Manufacturing employment, meanwhile, dropped by 1.3 million, the report showed. About two-thirds of the decline was in durable goods manufacturing, which saw losses in motor vehicles and parts and in fabricated metal products.
Government employment also dropped by 980,000 in April, according to the bureau. Employment in local government was down by 801,000, in part reflecting school closures.
Hispanics and African-Americans have been hit the hardest in the COVID-19-induced job crisis. Data showed that the unemployment rate in April jumped to 18.9 percent for Hispanics, 16.7 percent for African-Americans, 14.5 percent for Asians and 14.2 percent for whites.
The number of unemployed persons who reported being on temporary layoff soared about tenfold to 18.1 million in April, while the number of permanent job losers increased by 544,000 to 2.0 million, according to the report.
The report also showed that the labor force participation rate dropped by 2.5 percentage points over the month to 60.2 percent, the lowest rate since January 1973, when it was 60.0 percent.
"Because of the survey's timing, these data give a snapshot of the labor market from three weeks ago," Akabas said. "Since then, millions more have lost their jobs, as evidenced by the ongoing streak of record-setting unemployment insurance claims."
The new unemployment data came one day after the bureau reported that the number of initial jobless claims totaled nearly 3.2 million last week. The figure reached 3.8 million in the prior week.

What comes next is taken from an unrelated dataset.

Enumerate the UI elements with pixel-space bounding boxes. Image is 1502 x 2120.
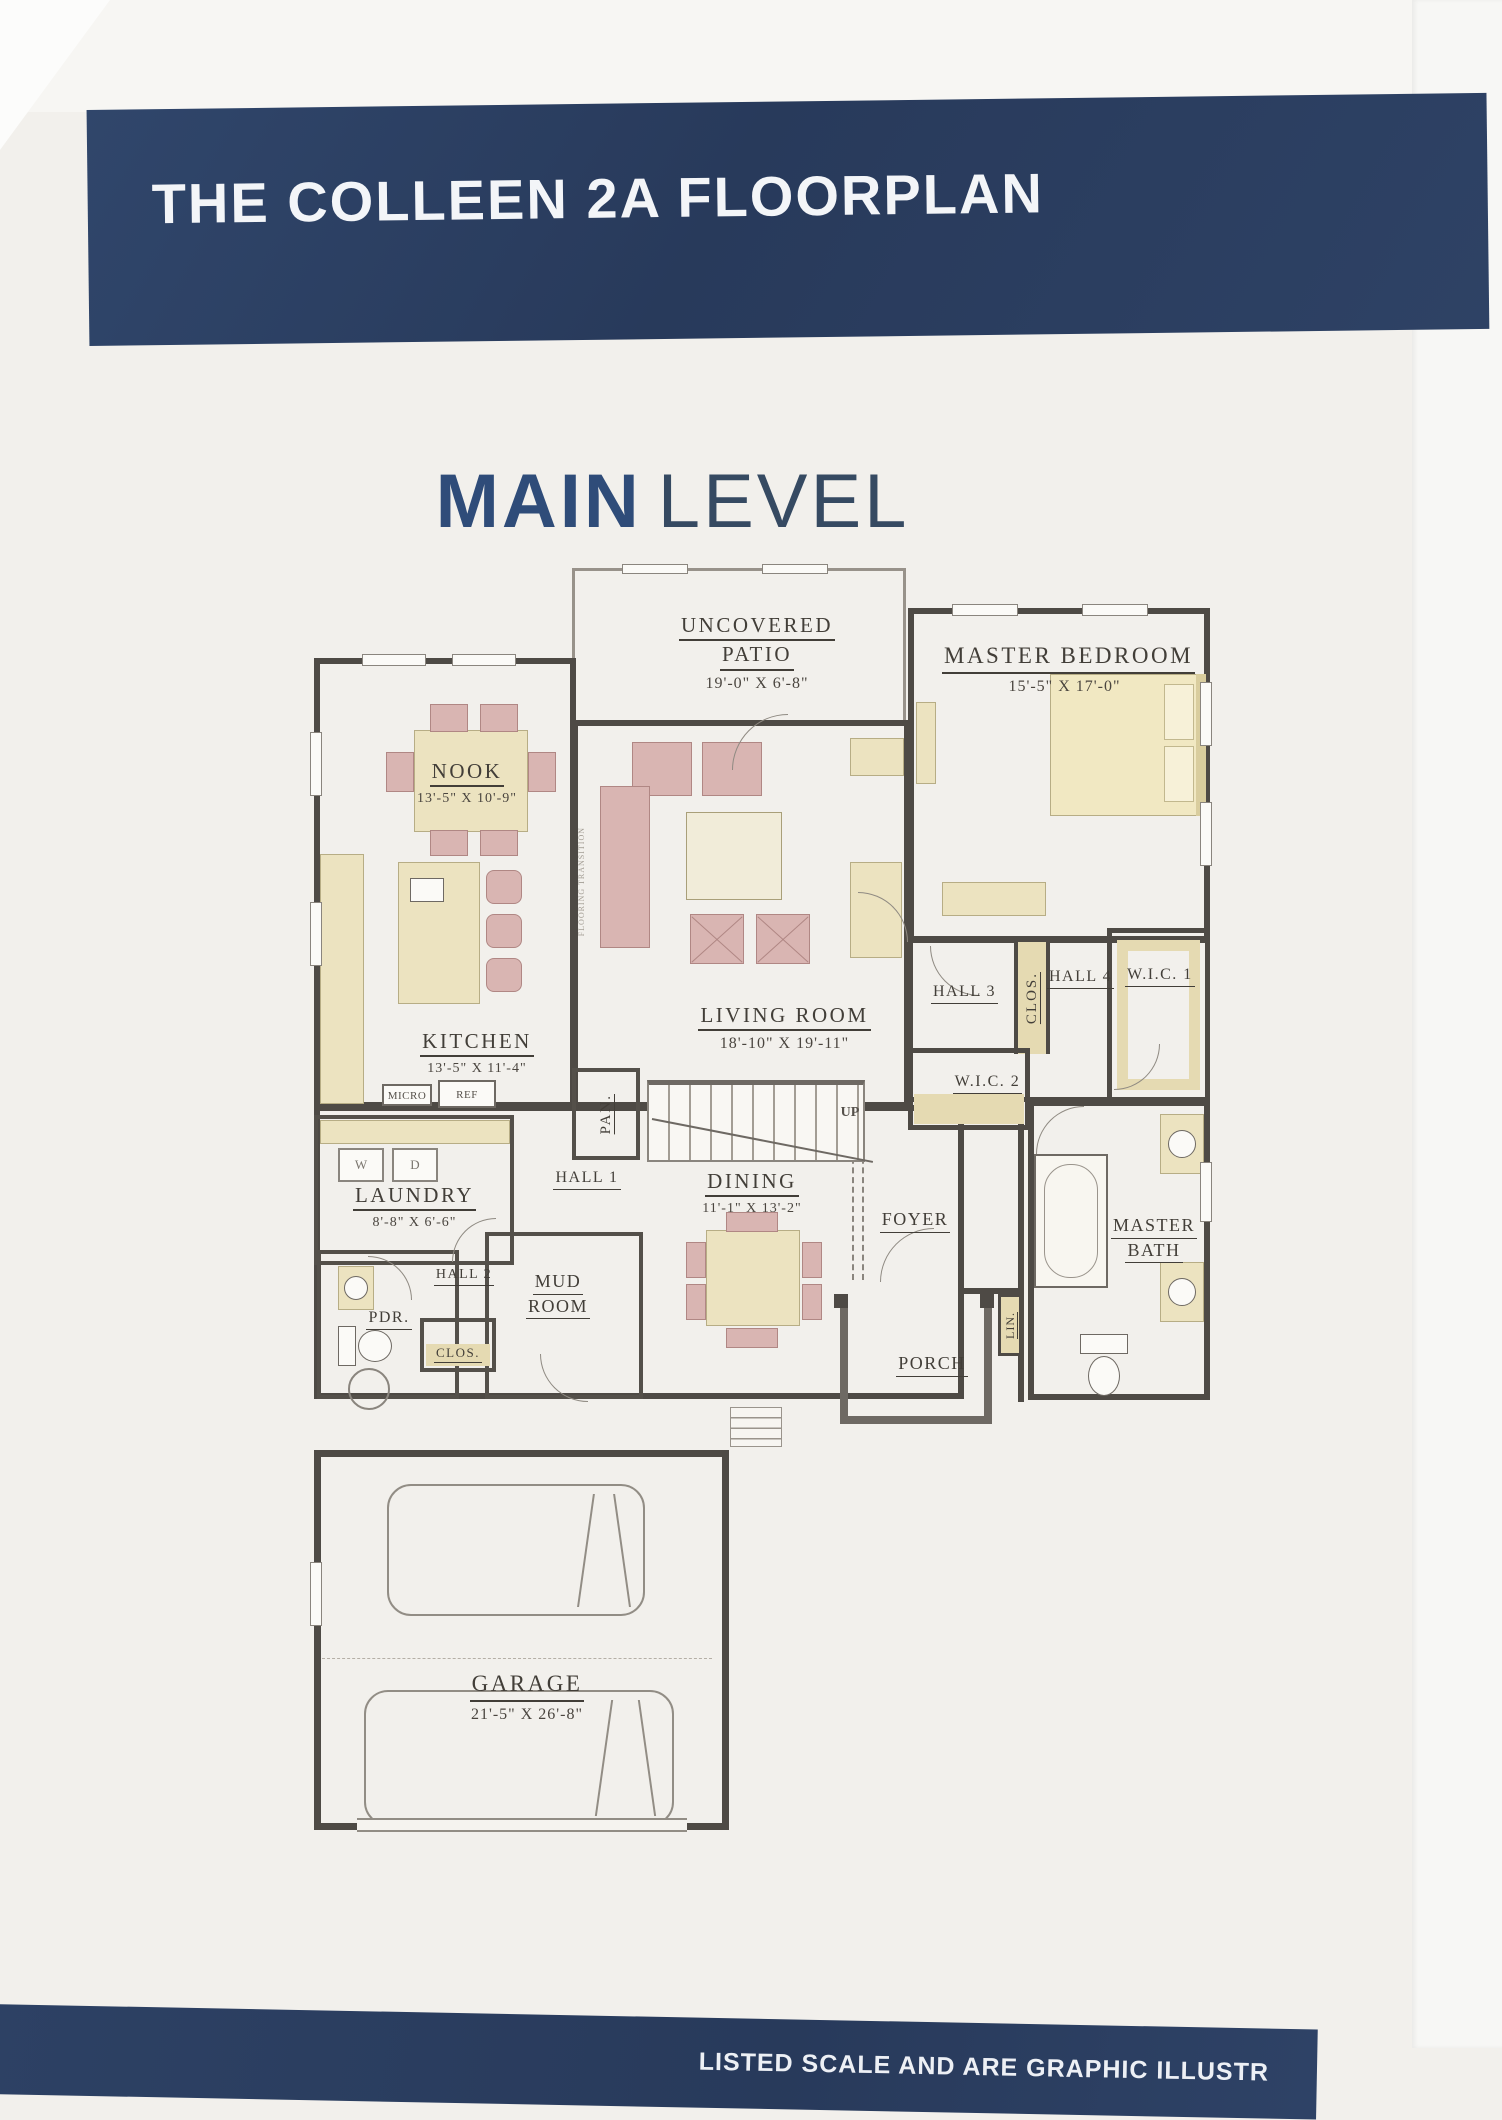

So far, the seven-week total has surpassed an unprecedented 33 million, indicating the scope of COVID-19's damage to the U.S. labor market.
The new jobs report also revised down total nonfarm payroll employment for February by 45,000 to an increase of 230,000, and the change for March was also revised down by 169,000 to a loss of 870,000.

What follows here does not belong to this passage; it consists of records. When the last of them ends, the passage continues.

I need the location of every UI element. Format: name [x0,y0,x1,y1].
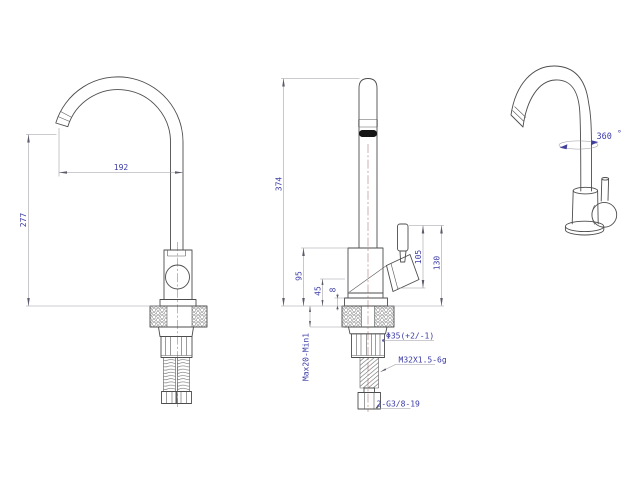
side-hose-neck [364,388,375,393]
front-hex-nut-right [176,392,192,404]
side-handle-grip [398,224,409,251]
label-hose-thread: 2-G3/8-19 [377,400,421,409]
label-thread-spec: M32X1.5-6g [399,356,447,365]
front-mounting-nut-columns [167,306,192,327]
front-knurl-left [150,306,167,327]
perspective-view: 360 ° [511,66,622,235]
persp-handle-rod [601,179,608,201]
dim-192: 192 [114,163,129,172]
front-view: 277 192 [19,77,207,408]
front-body [164,250,192,300]
persp-base-rim [565,227,603,235]
dim-277: 277 [19,213,28,228]
front-hex-nut-facets [167,392,187,404]
side-handle-stem [400,251,406,262]
label-mounting-range: Max20-Min1 [302,333,311,381]
front-shank-step [159,327,194,337]
side-aerator-ring [359,120,378,128]
front-escutcheon [160,300,196,307]
label-hole-diameter: Φ35(+2/-1) [386,332,434,341]
dim-105: 105 [414,250,423,265]
faucet-technical-drawing: 277 192 [0,0,640,480]
front-hose-left-texture [164,358,176,392]
persp-spout [511,66,592,191]
front-knurl-right [192,306,207,327]
front-body-step [168,250,186,256]
dim-95: 95 [295,271,304,281]
front-hose-right-texture [178,358,190,392]
dim-45: 45 [314,286,323,296]
side-dim-8-arrow-bottom [336,306,338,309]
front-spout-aerator-rings [58,112,71,122]
side-knurl-right [375,306,395,327]
front-hex-nut-left [162,392,178,404]
side-view: 374 95 45 8 105 130 Max20-Min1 Φ35(+2/-1… [275,79,447,413]
side-ext-lines [281,79,444,328]
persp-body-top [573,187,597,194]
persp-handle-knob [592,202,617,227]
front-ext-lines [26,128,160,306]
side-escutcheon [345,298,388,306]
side-knurl-left [342,306,362,327]
side-threaded-shank-texture [360,358,379,389]
dim-374: 374 [275,177,284,192]
degree-symbol: ° [617,129,622,138]
side-body [348,248,383,293]
side-handle-cone-inner [391,264,398,290]
side-flange [348,293,383,298]
persp-base-top [565,221,603,231]
front-slotted-nut-slots [161,337,192,356]
side-aerator-outlet [359,130,377,137]
dim-130: 130 [433,256,442,271]
dim-8: 8 [329,287,338,292]
label-rotation: 360 [597,132,612,142]
side-hex-nut-facets [365,393,375,410]
persp-handle-rod-top [602,178,609,181]
side-dim-8-arrow-top [336,295,338,298]
thread-spec-leader [381,365,396,372]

In April, average hourly earnings for all employees on private nonfarm payrolls increased by 1.34 U.S. dollars, or 4.7 percent, to 30.01 dollars, the report showed. Average hourly earnings of private-sector production and non-supervisory employees increased by 1.04 dollars, or 4.3 percent, to 25.12 dollars in April.

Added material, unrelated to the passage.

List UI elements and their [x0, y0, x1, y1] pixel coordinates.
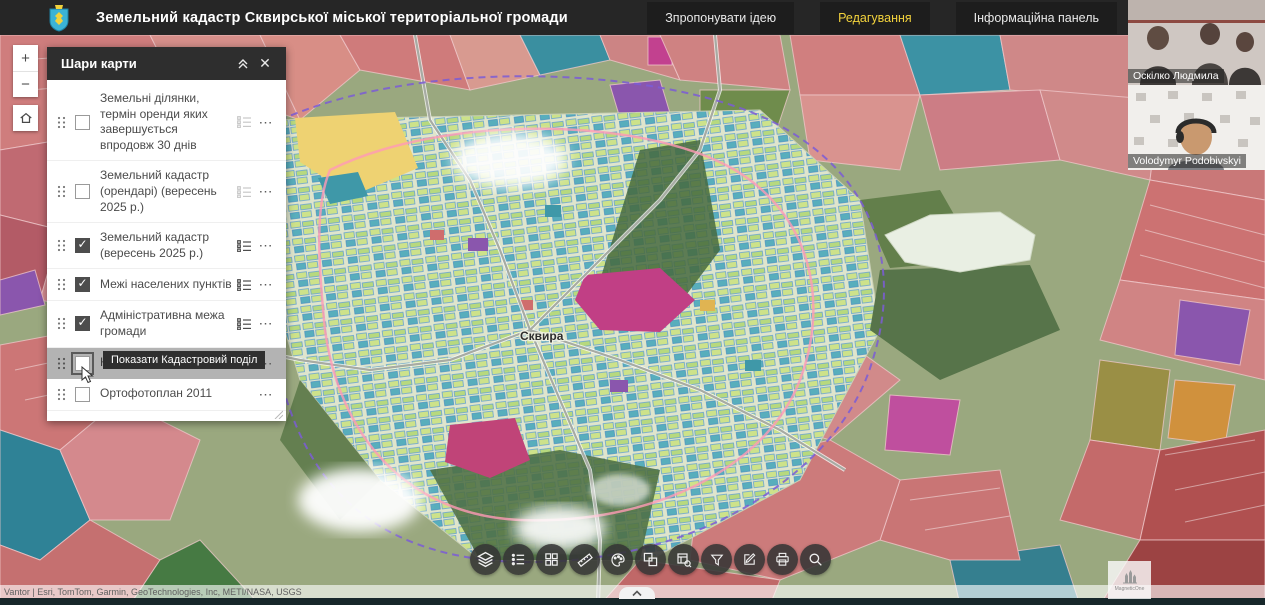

"The increases in average hourly earnings largely reflect the substantial job loss among lower-paid workers; this change, along with earnings increases, put upward pressure on the average hourly earnings estimates," the bureau said.
Analysts said it could take years to return to the historically low 3.5 percent unemployment rate the country experienced before the COVID-19 outbreak. Since September last year, the unemployment rate had been hovering around 3.5 to 3.6 percent until February.